Elle carburait à la nicotine. Il était difficile de l’imaginer sans son éternelle cigarette, sa complice qui l’accompagnait tard dans la nuit, tout au long de ces soirées qu’elle réservait jalousement aux discussions entre amis, à des débats politiques sans fin. Elle avait besoin de ces échanges chaleureux et emportés dans lesquels se déployait son sens de la formule. Hannah Arendt, alors au sommet de sa reconnaissance internationale, ne professait aucun dogme. Son art consistait à faire assaut d’audace philosophique dans un anglais appris en quelques semaines à son arrivée aux États-Unis au début des années 1940.

Comment cette rescapée de la persécution des Juifs d’Europe s’en était-elle sortie ? Par quels détours était-elle devenue cette figure intellectuelle remarquable ? Ce numéro du 1 cherche à répondre à ces questions et à bien d’autres. Un fait certain : après la Shoah, la vie d’Hannah Arendt devient tout entière politique. Cette exilée offre l’exemple d’une incroyable résilience – cette capacité à surmonter blessures et traumatismes –, comme on aime à dire aujourd’hui. L’histoire aurait pu la briser. Elle en fait un objet d’étude. Elle n’aura pas vécu en vain l’ascension d’Hitler, puis la persécution politique et antisémite. Elle met toute son intelligence et sa capacité d’analyse à comprendre et expliquer les totalitarismes qui ont rongé l’Europe du XXe siècle.
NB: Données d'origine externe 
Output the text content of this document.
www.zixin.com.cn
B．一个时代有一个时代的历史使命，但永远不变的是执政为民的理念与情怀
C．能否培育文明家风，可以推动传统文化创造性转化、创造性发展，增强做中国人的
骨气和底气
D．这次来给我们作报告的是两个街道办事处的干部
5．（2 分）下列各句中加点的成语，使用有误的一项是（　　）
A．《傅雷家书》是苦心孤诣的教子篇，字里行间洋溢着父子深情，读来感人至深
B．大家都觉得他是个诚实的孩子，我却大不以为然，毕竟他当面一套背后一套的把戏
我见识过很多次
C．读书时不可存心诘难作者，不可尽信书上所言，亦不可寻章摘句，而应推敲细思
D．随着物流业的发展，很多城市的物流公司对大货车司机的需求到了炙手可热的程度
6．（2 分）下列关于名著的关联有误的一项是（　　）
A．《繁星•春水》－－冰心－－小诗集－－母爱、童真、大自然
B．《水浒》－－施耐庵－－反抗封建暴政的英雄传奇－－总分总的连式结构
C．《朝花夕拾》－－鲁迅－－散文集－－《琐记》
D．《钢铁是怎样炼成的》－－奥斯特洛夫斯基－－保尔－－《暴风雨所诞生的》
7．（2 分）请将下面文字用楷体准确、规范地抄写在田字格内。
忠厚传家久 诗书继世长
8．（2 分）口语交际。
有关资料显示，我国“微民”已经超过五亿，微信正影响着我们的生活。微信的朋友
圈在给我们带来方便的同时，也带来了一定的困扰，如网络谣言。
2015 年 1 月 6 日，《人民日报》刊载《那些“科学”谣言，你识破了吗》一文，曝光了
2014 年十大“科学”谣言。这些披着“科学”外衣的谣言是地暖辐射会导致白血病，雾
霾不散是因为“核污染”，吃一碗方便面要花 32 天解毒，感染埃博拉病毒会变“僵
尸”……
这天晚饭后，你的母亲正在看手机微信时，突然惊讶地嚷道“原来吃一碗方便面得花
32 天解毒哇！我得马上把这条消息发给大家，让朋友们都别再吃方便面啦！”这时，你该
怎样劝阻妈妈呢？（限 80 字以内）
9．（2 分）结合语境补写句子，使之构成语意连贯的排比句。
Cette exilée offre l’exemple d’une incroyable résilience

En cela, Arendt, formée par la lecture de Kant et par l’enseignement de Heidegger et de Jaspers, n’est pas une philosophe classique. Elle ne ressent nul besoin de créer un système philosophique. Sa réflexion balaye cadres et cloisons. Pas d’école de pensée, pas de ligne chez elle, sinon celle de prendre au collet les faits et les idées, de les essorer pour aller au plus près du réel. Telle est sa modernité. Une pensée, ancrée dans son époque, qui nous paraît toujours aussi juste, actuelle. Philosophe ? Ce titre la laisse indifférente. « Je suis devenue une sorte d’écrivain indépendant », confie-t-elle à ses débuts, l’époque héroïque où elle multiplie les interventions dans des revues intellectuelles.

Cette indépendance peut la mener très loin. En 1961, lors du procès du SS Adolf Eichmann, qu’elle couvre pour le New Yorker, elle ose souligner le rôle ambigu des Conseils juifs embarqués dans la collaboration avec l’entreprise nazie. Et elle renvoie l’accusé à sa condition médiocre et banale de pion, un pauvre « clown » sans intérêt, dira-t-elle. Des affirmations qui blessent et offensent nombre de Juifs. Tout Arendt est là : porter la plume dans la plaie avec intrépidité, tenir en respect les préjugés du temps, ne pas céder à l’esprit de chapelle. Surtout la sienne.